Mais cette grande vérité, qui paraîtra nouvelle aux physiciens, et de laquelle on pourra tirer des conséquences utiles, ne nous apprend pas encore ce qu’il serait cependant le plus important de savoir : je veux dire le rapport de la pesanteur du feu à la pesanteur de l’air ou de la matière ignée à celle des autres matières. Cette recherche suppose de nouvelles découvertes auxquelles je ne suis pas parvenu, et dont je n’ai donné que quelques indications dans mon Traité des Éléments ; car, quoique nous sachions, par mes expériences, qu’il faut une cinq centième partie de matière ignée pour donner à toute autre matière l’état de la plus forte incandescence, nous ne savons pas à quel point cette matière ignée y est condensée, comprimée, ni même accumulée, parce que nous n’avons jamais pu la saisir dans un état constant pour la peser ou la mesurer ; en sorte que nous n’avons point d’unité à laquelle nous puissions rapporter la mesure de l’état d’incandescence. Tout ce que j’ai donc pu faire à la suite de mes expériences, c’est de rechercher combien il fallait consommer de matière combustible pour faire entrer dans une masse de matière solide cette quantité de matière ignée, qui est la cinq centième partie de la masse en incandescence, et j’ai trouvé, par des essais réitérés, qu’il fallait brûler 300 livres de charbon, au vent de deux soufflets de 10 pieds de longueur, pour chauffer à blanc une pièce de fonte de fer de 500 livres pesant. Mais comment mesurer, ni même estimer à peu près la quantité totale de feu produite par ces 300 livres de matière combustible ? comment pouvoir comparer la quantité de feu qui se perd dans les airs avec celle qui s’attache à la pièce de fer, et qui pénètre dans toutes les parties de sa substance ? Il faudrait pour cela bien d’autres expériences, ou plutôt il faut un art nouveau dans lequel je n’ai pu faire que les premiers pas.


VI. — J’ai fait quelques expériences pour reconnaître combien il faut de temps aux matières qui sont en fusion pour prendre leur consistance, et passer de l’état de fluidité à celui de la solidité ; combien de temps il faut pour que la surface prenne sa consistance ; combien il en faut de plus pour produire cette même consistance à l’intérieur, et savoir par conséquent combien le centre d’un globe, dont la surface serait consistante et même refroidie à un certain point, pourrait néanmoins être de temps dans l’état de liquéfaction.
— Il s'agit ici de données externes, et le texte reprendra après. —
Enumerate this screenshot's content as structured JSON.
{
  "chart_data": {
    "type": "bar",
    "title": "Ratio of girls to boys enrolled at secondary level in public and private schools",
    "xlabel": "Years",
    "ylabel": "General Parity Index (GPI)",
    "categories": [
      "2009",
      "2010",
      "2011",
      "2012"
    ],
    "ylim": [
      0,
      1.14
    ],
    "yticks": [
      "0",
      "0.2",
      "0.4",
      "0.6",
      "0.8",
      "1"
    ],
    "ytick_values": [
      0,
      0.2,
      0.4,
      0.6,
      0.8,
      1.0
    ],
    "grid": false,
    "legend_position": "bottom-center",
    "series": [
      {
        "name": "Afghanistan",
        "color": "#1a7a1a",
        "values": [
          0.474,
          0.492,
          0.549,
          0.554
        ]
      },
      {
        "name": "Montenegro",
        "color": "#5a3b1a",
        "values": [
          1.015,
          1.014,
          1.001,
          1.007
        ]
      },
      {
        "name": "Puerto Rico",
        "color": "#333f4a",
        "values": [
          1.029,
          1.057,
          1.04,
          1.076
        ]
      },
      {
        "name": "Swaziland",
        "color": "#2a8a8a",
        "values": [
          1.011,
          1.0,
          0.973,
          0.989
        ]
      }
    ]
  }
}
Voici ces expériences.

SUR LE FER.

No 1. — Le 29 juillet, à 5 heures 43 minutes, moment auquel la fonte de fer a cessé de couler, on a observé que la gueuse a pris de la consistance sur sa face supérieure en 3 minutes à sa tête, c’est-à-dire à la partie la plus éloignée du fourneau, et en 5 minutes à sa queue, c’est-à-dire à la partie la plus voisine du fourneau. L’ayant alors fait soulever du moule et casser en cinq endroits, on n’a vu aucune marque de fusibilité intérieure dans les quatre premiers morceaux : seulement, dans le morceau cassé le plus près du fourneau, la matière s’est trouvée intérieurement molle, et quelques parties se sont attachées au bout d’un petit ringard, à 5 heures 55 minutes, c’est-à-dire 12 minutes après la fin de la coulée : on a conservé ce morceau numéroté, ainsi que les suivants.

No 2. — Le lendemain 30 juillet, on a coulé une autre gueuse à 8 heures 1 minute ; et à 8 heures 4 minutes, c’est-à-dire 3 minutes après, la surface de sa tête était consolidée ; et, en ayant fait casser deux morceaux, il est sorti de leur intérieur une petite quantité de fonte coulante ; à 8 heures 7 minutes, il y avait encore dans l’intérieur des marques évidentes de fusion, en sorte que la surface a pris consistance en 3 minutes, et l’intérieur ne l’avait pas encore prise en 6 minutes.